И сразу страшно. Садимся на сугроб, пытаемся разобраться, в какой стороне остались столбы. Колька машет рукой куда-то вправо, и мы поднимаемся, идем в ту сторону. Идем долго, ноги деревенеют, а столбов все нет. Значит заблудились. Уже темно. «До утра-то замерзнем», — враз кинулось в голову, — и опять страшно.
— Колька, ноги застыли?
— Нет, а у тебя?
— Мои, как в бане! — вру я, а сам уже представляю плачущее лицо матери. Ей не вынести моей смерти. И сил сразу нет, но Колькина спина маячит перед глазами, и я снова бреду за ней. Шаг, два, три, четыре — и совсем не чувствую своего тела. Потом слышу холод на лбу. Не знаю, сколько лежал, но помню: очнулся от мягких толчков. Очнулся на Колькиной спине и сразу услышал его голос:
— Вот дойдем сейчас, будем чай пить. Согреемся, отдохнем.
— Колька, где мы?
— Да возле ферм. Сейчас доедем, — ответил он и спустил меня с плеч. Было темно, но я понял, что Колька в одной рубахе.
— А пальто где?
— Сопрел от тебя, где-то на кол повесил. Завтра найдем...

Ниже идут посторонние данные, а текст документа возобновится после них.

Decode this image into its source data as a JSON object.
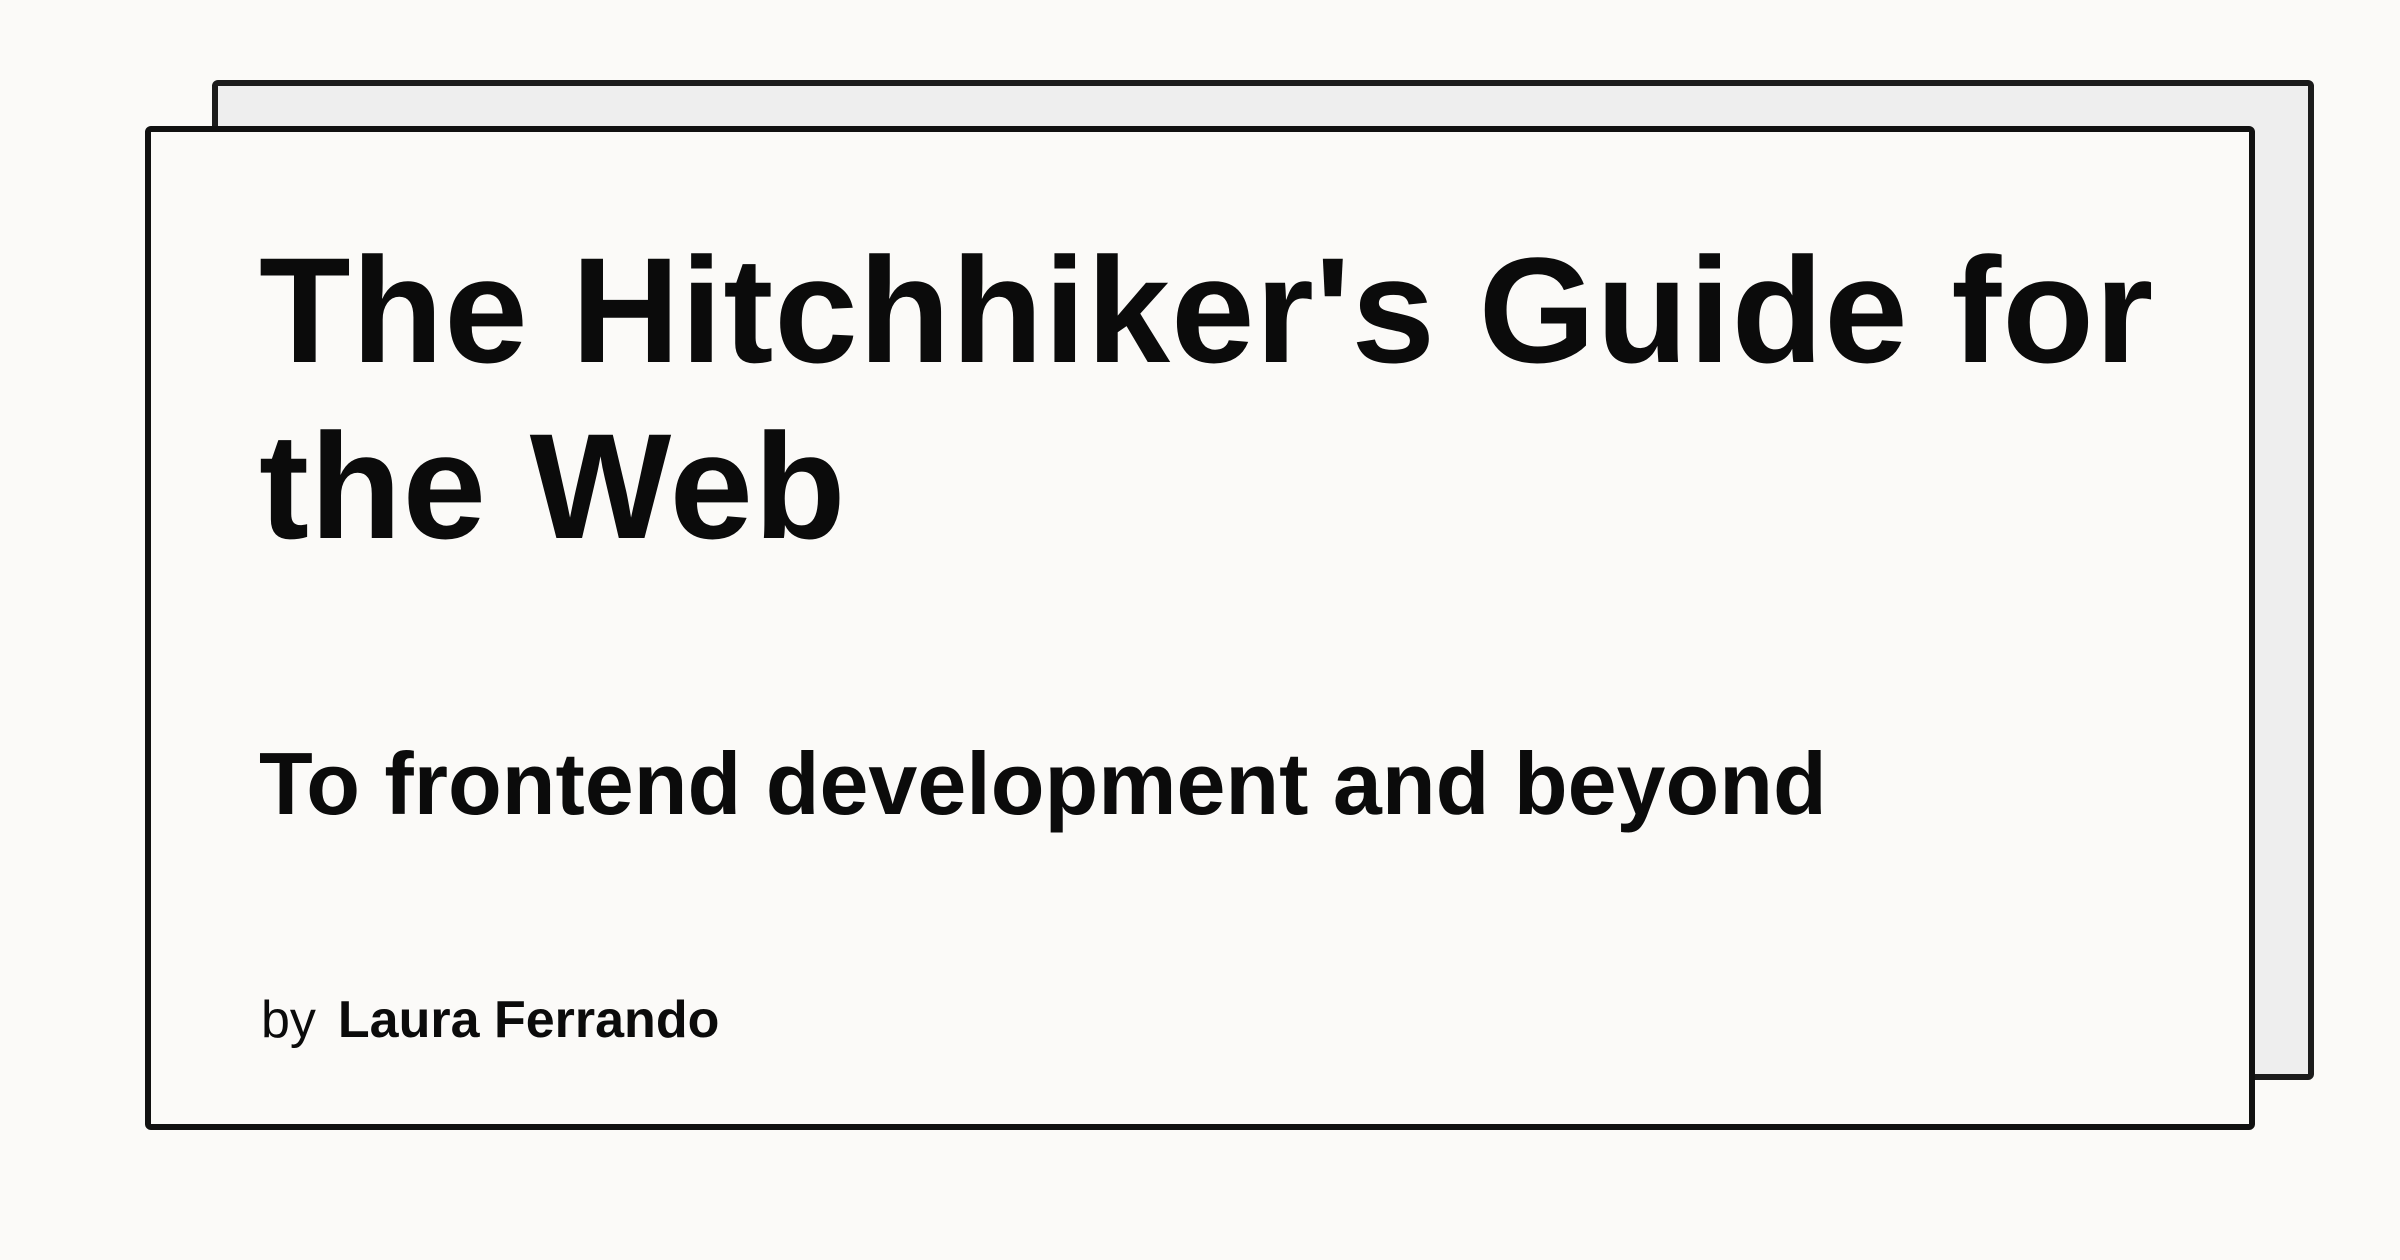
{
  "card": {
    "title": "The Hitchhiker's Guide for the Web",
    "subtitle": "To frontend development and beyond",
    "by_label": "by",
    "author": "Laura Ferrando"
  },
  "colors": {
    "background": "#fbfaf8",
    "back_card": "#eeeeee",
    "border": "#111111",
    "text": "#0b0b0b"
  }
}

На следующий день, рано утром, я пришел к Кольке. В горнице тихо, и тетка молчит, на меня не смотрит.
Колька лежит под двумя одеялами и улыбается незнакомой улыбкой, и от этой его улыбки мне снова очень страшно.
— Ох, тяжелый ты, Вася-Карася. Тащу и боюсь: может, уж зашелся. Хорошо, что собаки залаяли, а то бы хлопались всю ночь возле ферм... В следующий раз умней будем.
Но следующий раз так и не наступил. Через неделю Кольки не стало. Взял я те мешочки на память. Даже не сам взял, а тетка предложила: «Бери да помни сотоварища. Он уважал тебя». И таскал я в тех мешочках опять продукты из дома. И вот где пришлось их встретить... Повидаться с глазу на глаз. Опять рядом смех — ожила проводница. Парень тоже смеется и прижимает ее больно к себе, — и проводница обо всем забывает, уже на самом небе она, и уж выше там нет ничего, горят зубы, томятся, тянутся вперед брови, и губы подрагивают в сладком страданье, а парень равнодушен, не видит, а может, слишком удачлив, привык, поостыл. И жалко обоих, и Кольку жалко — про любовь не узнал. Еще громче стучат колеса. И снова смотрю в окно, хочу сбросить с себя эти мысли — и не могу. Едем мимо пустой деревеньки, она маленькая, с копейку. Как здесь, наверное, пусто зимой!.. Только поезда да шум колес в окнах, — и поднимаются от него занавески, дрожат. Как живут здесь, о чем думают и почему не рвутся на большой белый свет? И нестерпимо хочу увидеть хоть одного человека в лицо. Но никого нет. Зато рядом смех, счастливый визг и шептанье.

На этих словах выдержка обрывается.